Although wind farms are generally considered as causing the least disturbance to the environment for energy production, they might be responsible for significant rates of bird and bat mortality through collisions. It is quite a challenge for birds and bats to escape a blade tip spinning at 300 km/h after all! Bats populations are susceptible to local extirpations due to their low reproductive rates.
Reliable estimations of bird and bat mortality rates are required in order to assess the biodiversity impact of the project. Yearly mortality estimates become an important metric for the success of mitigation measures down the road. Estimates are made in 3 steps:
- Routine carcass searches are conducted and all carcasses are documented in detail
- Adjustment factors are determined through experimental studies, to account for surveyor efficiency and carcass persistency
- Results of routine searches are fed into statistical analysis models along with the adjustment factors
Surveyors scan turbine pads and roads for bird and bat carcasses during routine monitoring. Routine monitoring should run for the entire period of the year that the animals are active (beginning of spring through end of autumn in temperate zones) every week and at every turbine.
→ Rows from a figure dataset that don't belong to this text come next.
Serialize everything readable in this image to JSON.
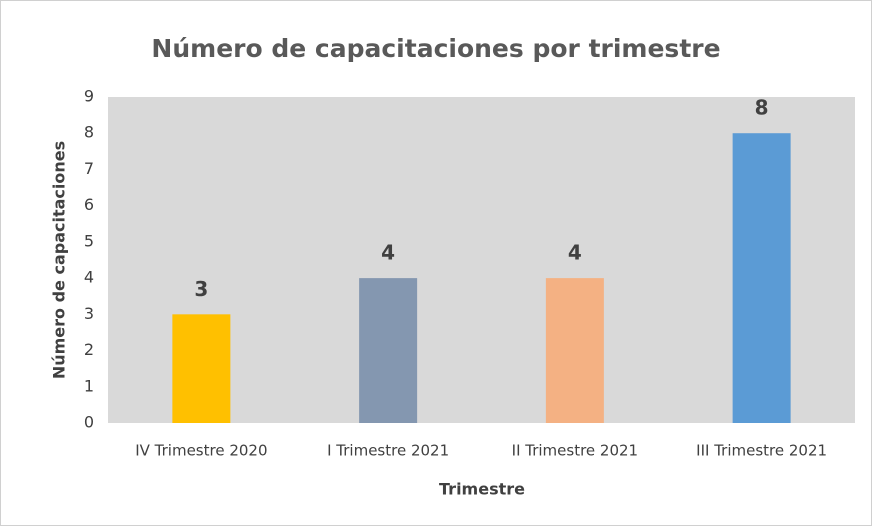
{
  "chart_data": {
    "type": "bar",
    "title": "Número de capacitaciones por trimestre",
    "x_label": "Trimestre",
    "y_label": "Número de capacitaciones",
    "categories": [
      "IV Trimestre 2020",
      "I Trimestre 2021",
      "II Trimestre 2021",
      "III Trimestre 2021"
    ],
    "values": [
      3,
      4,
      4,
      8
    ],
    "colors": [
      "#ffc000",
      "#8497b0",
      "#f4b183",
      "#5b9bd5"
    ],
    "ylim": [
      0,
      9
    ],
    "yticks": [
      0,
      1,
      2,
      3,
      4,
      5,
      6,
      7,
      8,
      9
    ],
    "grid": false
  }
}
Observed number of carcasses represent only a fraction of the actual rate of mortality. At the second step, factors that can influence how many carcasses are observed by the surveyor are determined:
- Many carcasses fall outside the search area and disappear under plant cover
- Surveyors have differing efficiencies in what fraction of the observable carcasses they actually locate
- Carcasses are removed from the environment by scavenger (e.g. fox, crow etc) activity
Routine monitoring and adjustment factor data are analysed using statistical methods approved in international guidelines to arrive at reliable mortality estimates. The final result can be interpreted as the actual rate of mortality for birds and bats at a project site. Mortality estimates can also be made on taxa (bird or bat), time period (season, month, week) and location (turbine) bases. This allows us to get answers for what, where and when questions.
These estimates can help in planning strategies to protect migratory birds.
As for achieving reduction in bat mortality, the most effective method is increasing the cut-in speed of the turbines. Bats prefer to be active during lower wind speeds. This is also when energy production is low. An increase in cut-in speed therefore can have a significant impact on bat mortality while also keeping the effect on energy production low.
Additionally, bat detectors placed at nacelle height are able to be integrated into the SCADA systems and can get triggered only when there is high bat activity. Smart detector systems can keep production losses low.